Sydney Dance Company has debuted its latest triple bill, Triptych, in Sydney this week, to be followed by a national tour. Comprising three works devised by the company’s artistic director Rafael Bonachela – a new work, Variation 10, joins a repeat of his romantic, two-part tribute to the compositions of Benjamin Britten, Les Illuminations – all set to live performance of the Australian Chamber Orchestra and singer Katie Noonan and with costumes by revered designer Toni Maticevski.
What immediately stands out in this performance is the staging. In lieu of significant light and video installations as has been the creative charge of Mr Bonachela in the past, the company this season opts for a simple stage with, interestingly, the orchestra raised behind the dancers rather than buried in the traditional pit. It provides not only context to Ms Noonan’s live performance but also highlights the importance of the orchestra in a production, which often goes unnoticed, and the romanticism of the performers’ instruments – violins, cellos, et al – helps set the scene for Mr Bonachela’s choreography.

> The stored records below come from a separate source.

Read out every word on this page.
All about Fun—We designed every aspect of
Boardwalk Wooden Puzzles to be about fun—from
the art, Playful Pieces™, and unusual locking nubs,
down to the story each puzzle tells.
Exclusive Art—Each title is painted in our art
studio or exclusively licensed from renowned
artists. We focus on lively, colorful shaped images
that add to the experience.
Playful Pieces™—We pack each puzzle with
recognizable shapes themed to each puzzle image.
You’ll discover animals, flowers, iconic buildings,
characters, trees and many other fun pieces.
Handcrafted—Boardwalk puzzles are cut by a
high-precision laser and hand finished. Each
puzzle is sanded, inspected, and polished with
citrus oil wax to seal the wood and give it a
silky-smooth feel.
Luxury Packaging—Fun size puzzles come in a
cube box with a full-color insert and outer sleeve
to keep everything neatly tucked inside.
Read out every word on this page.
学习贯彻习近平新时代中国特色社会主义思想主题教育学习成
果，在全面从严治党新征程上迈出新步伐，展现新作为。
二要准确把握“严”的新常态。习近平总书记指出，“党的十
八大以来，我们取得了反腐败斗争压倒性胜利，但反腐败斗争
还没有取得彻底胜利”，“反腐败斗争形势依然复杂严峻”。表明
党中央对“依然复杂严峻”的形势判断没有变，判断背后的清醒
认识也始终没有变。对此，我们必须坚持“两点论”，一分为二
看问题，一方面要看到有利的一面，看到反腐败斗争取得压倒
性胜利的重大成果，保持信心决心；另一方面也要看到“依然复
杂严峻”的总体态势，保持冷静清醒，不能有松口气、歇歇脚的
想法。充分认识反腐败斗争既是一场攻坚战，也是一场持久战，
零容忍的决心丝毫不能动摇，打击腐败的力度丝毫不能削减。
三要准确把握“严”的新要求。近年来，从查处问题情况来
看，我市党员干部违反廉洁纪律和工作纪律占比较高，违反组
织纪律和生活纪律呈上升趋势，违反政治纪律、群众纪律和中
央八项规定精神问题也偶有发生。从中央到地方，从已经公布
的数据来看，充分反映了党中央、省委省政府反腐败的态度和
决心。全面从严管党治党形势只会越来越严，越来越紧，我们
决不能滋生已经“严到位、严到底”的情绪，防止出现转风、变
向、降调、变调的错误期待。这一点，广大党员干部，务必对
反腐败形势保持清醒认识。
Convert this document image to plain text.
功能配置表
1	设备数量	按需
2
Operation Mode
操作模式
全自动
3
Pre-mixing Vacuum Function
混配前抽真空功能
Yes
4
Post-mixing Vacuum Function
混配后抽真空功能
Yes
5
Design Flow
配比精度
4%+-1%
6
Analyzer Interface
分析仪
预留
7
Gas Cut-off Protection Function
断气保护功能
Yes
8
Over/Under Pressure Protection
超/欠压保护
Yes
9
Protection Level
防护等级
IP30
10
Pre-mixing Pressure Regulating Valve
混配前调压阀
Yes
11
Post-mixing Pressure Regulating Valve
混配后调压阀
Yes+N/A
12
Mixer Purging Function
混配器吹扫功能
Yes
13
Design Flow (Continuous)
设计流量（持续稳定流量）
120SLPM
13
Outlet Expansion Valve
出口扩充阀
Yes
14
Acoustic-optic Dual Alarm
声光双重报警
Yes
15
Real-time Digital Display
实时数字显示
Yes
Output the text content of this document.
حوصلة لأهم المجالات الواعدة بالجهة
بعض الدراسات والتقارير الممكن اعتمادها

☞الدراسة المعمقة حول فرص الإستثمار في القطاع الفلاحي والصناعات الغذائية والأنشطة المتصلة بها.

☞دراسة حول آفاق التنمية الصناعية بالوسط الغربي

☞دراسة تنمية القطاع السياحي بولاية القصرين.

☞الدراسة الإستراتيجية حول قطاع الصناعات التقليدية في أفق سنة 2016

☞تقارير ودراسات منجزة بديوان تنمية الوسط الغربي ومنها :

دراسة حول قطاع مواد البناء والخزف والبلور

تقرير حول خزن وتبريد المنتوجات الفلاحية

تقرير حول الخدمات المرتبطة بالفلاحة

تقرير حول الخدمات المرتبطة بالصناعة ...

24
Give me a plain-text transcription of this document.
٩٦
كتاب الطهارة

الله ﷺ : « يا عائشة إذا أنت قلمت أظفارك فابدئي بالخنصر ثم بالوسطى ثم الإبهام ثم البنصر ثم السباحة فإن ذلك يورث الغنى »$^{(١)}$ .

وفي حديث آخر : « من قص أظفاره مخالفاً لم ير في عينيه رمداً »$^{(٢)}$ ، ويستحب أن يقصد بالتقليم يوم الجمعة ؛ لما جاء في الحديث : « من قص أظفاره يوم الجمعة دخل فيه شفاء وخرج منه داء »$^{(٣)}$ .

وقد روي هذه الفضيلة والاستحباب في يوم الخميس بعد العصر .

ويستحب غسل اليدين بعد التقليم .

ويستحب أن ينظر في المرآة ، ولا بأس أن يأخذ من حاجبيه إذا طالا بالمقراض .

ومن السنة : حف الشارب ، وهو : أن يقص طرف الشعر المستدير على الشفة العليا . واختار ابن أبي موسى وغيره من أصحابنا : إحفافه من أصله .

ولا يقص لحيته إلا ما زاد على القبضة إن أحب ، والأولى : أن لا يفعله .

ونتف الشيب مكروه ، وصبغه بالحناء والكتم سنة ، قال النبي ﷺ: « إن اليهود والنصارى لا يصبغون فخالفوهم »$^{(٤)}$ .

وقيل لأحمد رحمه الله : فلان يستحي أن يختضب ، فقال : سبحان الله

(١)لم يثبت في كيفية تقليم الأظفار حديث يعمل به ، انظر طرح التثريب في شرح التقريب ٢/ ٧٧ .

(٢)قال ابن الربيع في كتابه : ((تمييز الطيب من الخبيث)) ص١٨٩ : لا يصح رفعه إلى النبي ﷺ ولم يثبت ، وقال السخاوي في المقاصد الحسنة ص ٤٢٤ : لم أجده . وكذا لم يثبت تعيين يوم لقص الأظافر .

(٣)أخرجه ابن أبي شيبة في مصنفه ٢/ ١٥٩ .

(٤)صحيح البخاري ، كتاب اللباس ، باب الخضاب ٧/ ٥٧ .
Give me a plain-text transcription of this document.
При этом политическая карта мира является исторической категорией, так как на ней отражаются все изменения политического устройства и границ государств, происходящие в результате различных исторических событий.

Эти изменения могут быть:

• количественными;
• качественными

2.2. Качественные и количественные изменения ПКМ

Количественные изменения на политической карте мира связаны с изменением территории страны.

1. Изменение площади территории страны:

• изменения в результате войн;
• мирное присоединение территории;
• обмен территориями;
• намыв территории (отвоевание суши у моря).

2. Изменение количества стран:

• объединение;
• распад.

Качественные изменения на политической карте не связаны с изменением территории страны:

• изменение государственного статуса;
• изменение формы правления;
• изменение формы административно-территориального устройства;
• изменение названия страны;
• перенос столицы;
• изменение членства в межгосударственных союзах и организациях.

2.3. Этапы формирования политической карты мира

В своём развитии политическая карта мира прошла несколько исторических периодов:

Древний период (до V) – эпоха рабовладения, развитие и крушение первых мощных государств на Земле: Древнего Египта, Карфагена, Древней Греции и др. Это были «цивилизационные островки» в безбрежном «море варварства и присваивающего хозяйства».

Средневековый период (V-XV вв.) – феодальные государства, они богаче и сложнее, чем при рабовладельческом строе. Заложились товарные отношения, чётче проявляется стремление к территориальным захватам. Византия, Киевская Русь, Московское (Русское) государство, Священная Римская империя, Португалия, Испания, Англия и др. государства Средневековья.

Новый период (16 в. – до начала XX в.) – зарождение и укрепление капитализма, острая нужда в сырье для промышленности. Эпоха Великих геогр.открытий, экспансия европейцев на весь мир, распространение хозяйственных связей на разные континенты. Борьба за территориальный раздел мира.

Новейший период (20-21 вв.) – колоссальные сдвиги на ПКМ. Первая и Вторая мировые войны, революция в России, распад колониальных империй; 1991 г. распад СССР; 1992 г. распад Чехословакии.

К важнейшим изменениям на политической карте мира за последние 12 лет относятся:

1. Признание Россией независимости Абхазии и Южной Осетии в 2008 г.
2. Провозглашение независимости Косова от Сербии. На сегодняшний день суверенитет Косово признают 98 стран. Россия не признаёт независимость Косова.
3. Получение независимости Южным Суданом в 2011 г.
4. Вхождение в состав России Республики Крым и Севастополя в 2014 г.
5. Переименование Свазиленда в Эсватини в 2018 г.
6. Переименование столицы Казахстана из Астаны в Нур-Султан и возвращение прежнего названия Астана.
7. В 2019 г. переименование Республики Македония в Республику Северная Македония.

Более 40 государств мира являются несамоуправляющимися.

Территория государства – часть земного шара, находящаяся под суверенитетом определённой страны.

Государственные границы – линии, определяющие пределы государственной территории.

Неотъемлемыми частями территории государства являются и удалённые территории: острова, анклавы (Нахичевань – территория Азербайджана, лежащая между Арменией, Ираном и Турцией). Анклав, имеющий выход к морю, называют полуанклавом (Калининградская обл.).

Where Triptych lacks the crescendo for which Mr Bonachela is most renowned – to my mind, there is no more significant contemporary dance performance in Australia since the company’s We Unfold production in 2009, bringing together the emotionally haunting music of Ezio Bosso and elemental films of Daniel Askill with mesmerisingly rhythmic and largely synchronised choreography – it instead offers a more intimate portrait of the company’s soloists rendered in pairs. In doing so, it demonstrates the dancers’ own unique skills and a different side of Mr Bonachela’s creativity.